After validating the strategies in a handful of human embryonic stem cell lines, the investigators relied on their Dropulation and Census-seq algorithms to assess cell villages of "stem cell-derived NGN2-accelerated progenitors" (SNaPs) generated by exposing induced pluripotent stem cells to the transcription factor neurogenin-2 (NGN2). One cell village of SNaPs contained cells from 44 donors and another one cells from 21 donors.
Together, the profiles provided a look at expression quantitative trait loci in the cells, the researchers explained, including eQTLs at sites previously implicated in brain traits or neurodevelopmental conditions through genome-wide association studies.
Genes with known or suspected roles in neurodevelopment turned up in a list of "eGenes" with expression profiles influenced by genetic variants in NPCs, for example, while the team's subsequent CRISPR-based screening experiments led to a gene called CACHD1 with apparent ties to progenitor cell differentiation and proliferation.

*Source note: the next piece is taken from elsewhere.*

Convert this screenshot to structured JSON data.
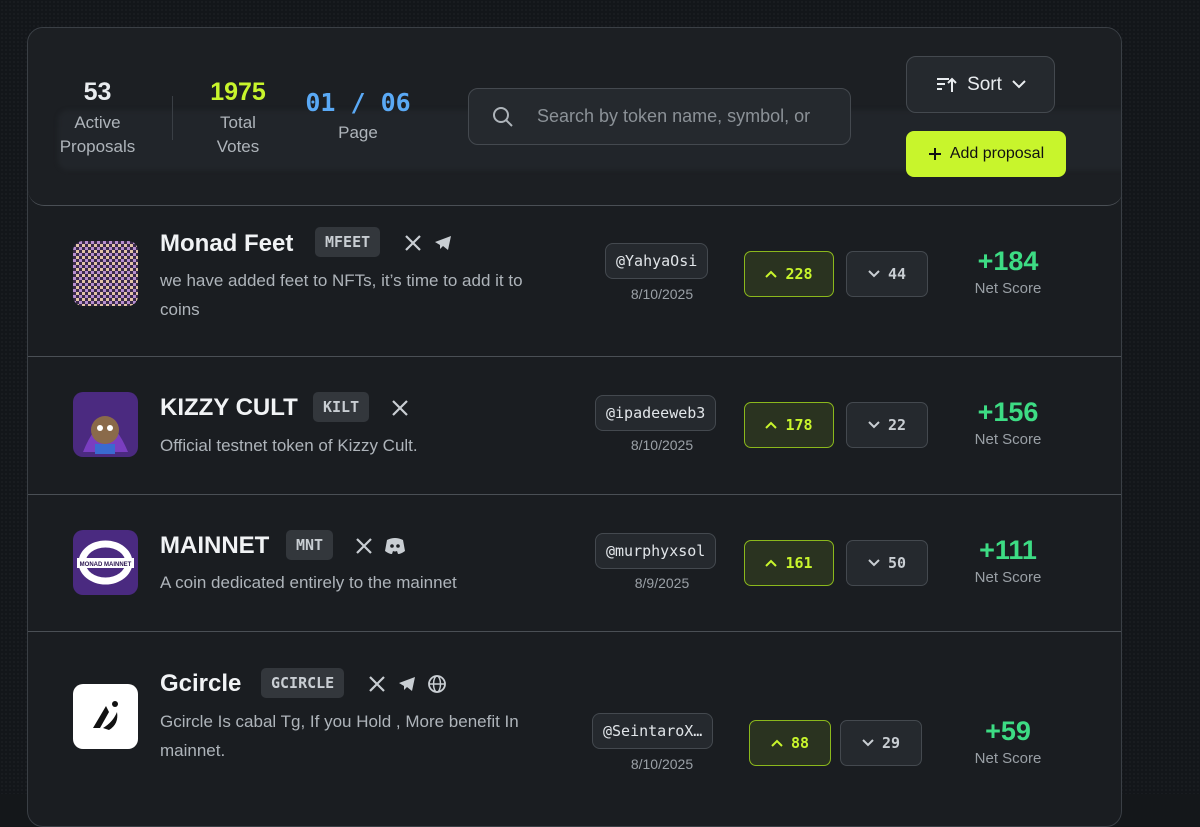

By tracking Zika virus responses in the NPC villages, meanwhile, the team got a glimpse at the expression of immune and other genes in SNaP cells with or without Zika virus susceptibility. In combination with CRISPR-based screening data, the expression patterns highlighted the importance of an interferon-responsive gene called IFITM3 — and a SNP regulating IFITM3 expression — for Zika virus susceptibility.
While higher-than-usual IFITM3 levels dialed down viral replication in follow-up cell line experiments, the researchers explained, Zika virus infection rates ramped up in the absence of the gene.
More generally, the authors suggested that "[p]opulation-scale in vitro culture systems provide promising ways to capture the influence of genetic variation on a wide range of cell types and phenotypes."
"We hope that these and other new approaches open opportunities to find and characterize the many genetic and environmental factors that shape human development," they wrote.